In a conversation I had recently with Susan, Carey’s widow, I asked her how she and  her sons remember Carey and his impact on their lives. “My boys have all said that they knew Carey’s number one desire for them is that they would know Christ. Carey made sure the older boys had daily Bible reading assignments and would check up on them. What I will remember most is the time in family devotions we had together. Almost every evening we would just talk and pray, or Carey would share some Bible verse on a topic he felt needed to be discussed.”

Lesson: A great dad communicates his goals to his family and backs it up with his life.

Ironically the week prior to Carey’s death, he came home early from work and announced the family would take a rafting trip the next day down the Nantahala River. This has formed such a lasting memory for the family as they can all reflect on the great final family outing they had together. A few weeks after Carey’s death, their 12-year-old was discussing how he was feeling with his mom. He said that for the first few weeks after Carey died he just wanted to be with his dad in heaven. Now he says, “I can say I have a great life with two brothers, a great mom who loves me, I have Christ in my life, and I will one day be with dad again. I still have a great life.”

Lesson: A great dad provides his family with a destiny.

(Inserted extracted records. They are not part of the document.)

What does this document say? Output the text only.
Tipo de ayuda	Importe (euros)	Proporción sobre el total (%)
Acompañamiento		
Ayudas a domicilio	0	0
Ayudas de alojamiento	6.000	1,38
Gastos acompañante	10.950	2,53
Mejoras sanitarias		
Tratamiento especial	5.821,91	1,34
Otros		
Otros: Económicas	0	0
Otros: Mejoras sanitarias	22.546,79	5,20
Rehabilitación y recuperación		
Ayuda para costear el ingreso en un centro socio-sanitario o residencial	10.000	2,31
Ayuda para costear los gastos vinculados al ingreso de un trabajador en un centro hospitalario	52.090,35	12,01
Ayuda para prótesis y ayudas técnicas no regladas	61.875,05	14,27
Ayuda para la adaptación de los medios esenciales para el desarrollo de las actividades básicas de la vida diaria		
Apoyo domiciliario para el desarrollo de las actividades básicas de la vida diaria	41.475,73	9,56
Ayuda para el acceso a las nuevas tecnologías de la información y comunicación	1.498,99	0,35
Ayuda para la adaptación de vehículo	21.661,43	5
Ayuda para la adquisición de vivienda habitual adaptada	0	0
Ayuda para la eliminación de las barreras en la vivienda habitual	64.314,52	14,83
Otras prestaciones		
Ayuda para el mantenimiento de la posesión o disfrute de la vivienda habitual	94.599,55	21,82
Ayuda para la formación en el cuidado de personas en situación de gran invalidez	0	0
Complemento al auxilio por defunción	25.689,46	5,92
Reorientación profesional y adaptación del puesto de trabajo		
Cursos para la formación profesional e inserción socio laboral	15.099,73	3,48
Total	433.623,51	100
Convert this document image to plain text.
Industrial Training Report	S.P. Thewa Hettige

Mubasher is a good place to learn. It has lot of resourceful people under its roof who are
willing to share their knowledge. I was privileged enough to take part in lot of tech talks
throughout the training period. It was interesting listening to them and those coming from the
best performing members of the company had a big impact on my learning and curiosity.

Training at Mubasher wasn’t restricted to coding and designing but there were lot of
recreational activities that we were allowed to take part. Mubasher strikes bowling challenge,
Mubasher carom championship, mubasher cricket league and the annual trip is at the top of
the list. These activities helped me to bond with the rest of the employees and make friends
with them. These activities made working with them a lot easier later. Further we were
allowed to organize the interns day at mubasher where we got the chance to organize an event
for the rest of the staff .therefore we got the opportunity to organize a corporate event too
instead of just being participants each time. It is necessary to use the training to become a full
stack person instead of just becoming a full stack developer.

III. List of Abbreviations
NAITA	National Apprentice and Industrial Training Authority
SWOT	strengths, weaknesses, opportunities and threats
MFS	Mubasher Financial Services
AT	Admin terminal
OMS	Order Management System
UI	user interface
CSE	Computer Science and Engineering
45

I asked Susan how they coped and adjusted to such a large loss. She said that their family habits and traditions (devotions and home schooling, to name two) helped carry them through. “In a time of darkness you lean on habits previously created. It’s too late to establish new habits of holiness and tradition once something like this hits. You just have to carry on like you have learned and expect things to get better.”

Lesson: A great dad leaves behind traditions and habits of holiness from which his family can gain strength.

An event like this should cause us all to ask ourselves some questions and then answer them with our lives. God bless you as you continue this high calling of being a dad.